Point 1: The review is at many aspects descriptive and could be improved provided the authors would discuss in more details some of these mechanisms. For instance, interference of Statins in signaling pathways (eg inhibition of phosphorylation in the AKT, mTOR, ERK pathway) associated with tumor cell motility inhibition; the impact of concomitant Statin treatment in immunomodulatory pathways (e.g. those associated with tumor-infiltrating lymphocytes and with IL-6 or those linked to mutated PIK3CA and Akt) in patients receiving immunotherapies or targeted therapies.

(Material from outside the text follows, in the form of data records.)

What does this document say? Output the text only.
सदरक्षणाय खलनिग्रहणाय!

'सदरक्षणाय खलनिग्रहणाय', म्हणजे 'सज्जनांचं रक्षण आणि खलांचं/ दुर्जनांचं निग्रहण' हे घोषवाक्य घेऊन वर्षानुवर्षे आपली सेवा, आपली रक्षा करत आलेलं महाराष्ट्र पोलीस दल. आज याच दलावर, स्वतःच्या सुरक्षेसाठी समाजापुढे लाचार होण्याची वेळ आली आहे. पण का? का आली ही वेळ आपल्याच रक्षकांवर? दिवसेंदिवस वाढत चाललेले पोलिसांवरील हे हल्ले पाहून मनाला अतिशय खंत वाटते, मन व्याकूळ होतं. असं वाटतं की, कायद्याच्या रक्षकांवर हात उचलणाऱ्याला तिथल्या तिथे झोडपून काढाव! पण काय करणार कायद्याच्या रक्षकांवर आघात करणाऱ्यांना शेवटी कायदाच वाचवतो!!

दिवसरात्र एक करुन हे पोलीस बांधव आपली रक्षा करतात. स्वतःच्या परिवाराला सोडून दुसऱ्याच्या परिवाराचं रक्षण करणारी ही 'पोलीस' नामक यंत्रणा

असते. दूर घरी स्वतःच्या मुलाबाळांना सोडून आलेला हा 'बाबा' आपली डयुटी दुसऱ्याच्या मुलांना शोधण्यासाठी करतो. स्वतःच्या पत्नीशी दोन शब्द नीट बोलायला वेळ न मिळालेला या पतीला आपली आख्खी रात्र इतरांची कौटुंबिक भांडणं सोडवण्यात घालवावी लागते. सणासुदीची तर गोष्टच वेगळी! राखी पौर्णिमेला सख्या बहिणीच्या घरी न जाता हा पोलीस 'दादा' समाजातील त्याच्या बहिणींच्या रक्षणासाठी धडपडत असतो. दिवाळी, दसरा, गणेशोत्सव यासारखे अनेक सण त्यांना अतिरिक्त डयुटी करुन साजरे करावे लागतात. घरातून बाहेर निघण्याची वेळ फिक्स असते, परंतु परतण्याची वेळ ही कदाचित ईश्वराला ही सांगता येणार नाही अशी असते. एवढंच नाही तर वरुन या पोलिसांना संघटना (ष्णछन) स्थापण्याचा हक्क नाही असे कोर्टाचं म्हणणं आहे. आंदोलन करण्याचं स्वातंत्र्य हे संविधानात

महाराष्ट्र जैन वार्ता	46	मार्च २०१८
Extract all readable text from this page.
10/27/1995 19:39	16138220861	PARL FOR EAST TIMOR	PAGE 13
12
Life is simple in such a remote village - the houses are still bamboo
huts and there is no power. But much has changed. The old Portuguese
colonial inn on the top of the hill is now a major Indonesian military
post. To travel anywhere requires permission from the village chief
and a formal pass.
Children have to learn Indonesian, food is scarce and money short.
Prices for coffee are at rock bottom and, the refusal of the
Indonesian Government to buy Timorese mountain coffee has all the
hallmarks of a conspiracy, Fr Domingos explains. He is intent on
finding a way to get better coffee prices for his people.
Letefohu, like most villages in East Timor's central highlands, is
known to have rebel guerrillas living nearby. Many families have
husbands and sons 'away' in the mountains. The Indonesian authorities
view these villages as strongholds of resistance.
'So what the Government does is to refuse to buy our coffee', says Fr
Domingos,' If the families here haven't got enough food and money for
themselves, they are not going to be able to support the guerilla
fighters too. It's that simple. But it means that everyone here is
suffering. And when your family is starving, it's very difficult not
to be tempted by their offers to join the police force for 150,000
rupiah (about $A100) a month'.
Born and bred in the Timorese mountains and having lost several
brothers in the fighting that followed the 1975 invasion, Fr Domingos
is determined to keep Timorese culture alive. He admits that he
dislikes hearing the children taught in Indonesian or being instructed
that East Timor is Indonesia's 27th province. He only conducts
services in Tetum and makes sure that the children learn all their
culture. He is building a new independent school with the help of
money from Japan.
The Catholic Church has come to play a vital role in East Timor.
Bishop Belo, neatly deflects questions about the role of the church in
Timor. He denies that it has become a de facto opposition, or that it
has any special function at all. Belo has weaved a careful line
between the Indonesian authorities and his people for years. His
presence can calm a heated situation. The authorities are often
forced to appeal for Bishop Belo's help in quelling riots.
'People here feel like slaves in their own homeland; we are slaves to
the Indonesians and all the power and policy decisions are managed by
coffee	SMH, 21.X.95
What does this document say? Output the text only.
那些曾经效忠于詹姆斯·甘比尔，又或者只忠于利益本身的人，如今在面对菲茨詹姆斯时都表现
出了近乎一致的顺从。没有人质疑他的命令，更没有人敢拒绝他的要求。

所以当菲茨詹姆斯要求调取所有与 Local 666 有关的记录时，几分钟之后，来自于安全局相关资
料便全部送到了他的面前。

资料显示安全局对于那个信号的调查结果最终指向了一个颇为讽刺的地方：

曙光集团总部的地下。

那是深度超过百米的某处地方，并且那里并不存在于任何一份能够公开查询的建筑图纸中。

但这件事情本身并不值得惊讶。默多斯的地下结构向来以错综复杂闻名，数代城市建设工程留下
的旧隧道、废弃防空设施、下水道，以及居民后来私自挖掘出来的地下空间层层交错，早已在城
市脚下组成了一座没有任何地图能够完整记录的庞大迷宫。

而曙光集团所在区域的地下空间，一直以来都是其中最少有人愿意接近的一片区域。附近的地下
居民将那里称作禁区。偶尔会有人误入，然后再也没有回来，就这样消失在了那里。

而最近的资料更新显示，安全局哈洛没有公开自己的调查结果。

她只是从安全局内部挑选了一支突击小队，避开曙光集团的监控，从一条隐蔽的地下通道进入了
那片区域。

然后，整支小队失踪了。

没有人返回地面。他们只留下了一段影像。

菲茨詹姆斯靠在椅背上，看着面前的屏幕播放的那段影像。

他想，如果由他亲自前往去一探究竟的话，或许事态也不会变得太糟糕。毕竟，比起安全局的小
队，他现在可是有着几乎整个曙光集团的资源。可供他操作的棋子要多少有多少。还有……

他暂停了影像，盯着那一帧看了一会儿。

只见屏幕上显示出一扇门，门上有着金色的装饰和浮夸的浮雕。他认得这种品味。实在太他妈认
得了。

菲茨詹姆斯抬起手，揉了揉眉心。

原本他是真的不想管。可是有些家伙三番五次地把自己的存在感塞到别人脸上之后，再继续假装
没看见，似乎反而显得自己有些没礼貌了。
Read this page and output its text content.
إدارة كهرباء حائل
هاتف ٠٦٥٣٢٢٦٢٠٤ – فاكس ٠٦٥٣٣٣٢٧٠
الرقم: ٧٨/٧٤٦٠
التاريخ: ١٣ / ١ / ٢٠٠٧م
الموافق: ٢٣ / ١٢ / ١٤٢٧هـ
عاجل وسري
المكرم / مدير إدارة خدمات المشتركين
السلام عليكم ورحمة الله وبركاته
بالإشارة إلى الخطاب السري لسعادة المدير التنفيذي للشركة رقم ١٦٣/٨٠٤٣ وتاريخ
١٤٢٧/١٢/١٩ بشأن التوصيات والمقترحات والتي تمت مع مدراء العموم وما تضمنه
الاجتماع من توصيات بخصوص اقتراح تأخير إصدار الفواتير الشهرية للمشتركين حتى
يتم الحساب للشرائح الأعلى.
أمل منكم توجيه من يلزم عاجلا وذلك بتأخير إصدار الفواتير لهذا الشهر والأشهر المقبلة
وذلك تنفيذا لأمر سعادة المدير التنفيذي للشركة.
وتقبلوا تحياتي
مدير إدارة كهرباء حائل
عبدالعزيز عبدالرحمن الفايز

The authors should also discuss Statin-induced tumor microenvironment remodeling via down-regulation of immune suppressor pathways.

 

Response 1: we thank the Reviewer for their helpful feedback. We have increased our attention to defining molecular mechanisms throughout. We have added further discussion of how statins may impact signaling by the Akt pathway and other regulators and thereby modulate multiple cancer hallmarks via their effects on cholesterol and/or prenylation. We realized that we had overlooked a few key topics such as mevalonate pathway impacts on mitochondrial electron transport and reactive oxygen and now give them appropriate attention. We also note the potentially deleterious outcomes of activating the SREBP feedback loop (L237-L258). Further, a new section, 2.4 (L471-L494), has been added to the paper highlighting the tumor microenvironment as a statin target to impact cancer cell invasion, motility and sensitivity to immunotherapy. We hope these revisions address the Reviewer's concerns.

Round 2

Reviewer 1 Report

The revised version of the paper is OK. Thank you!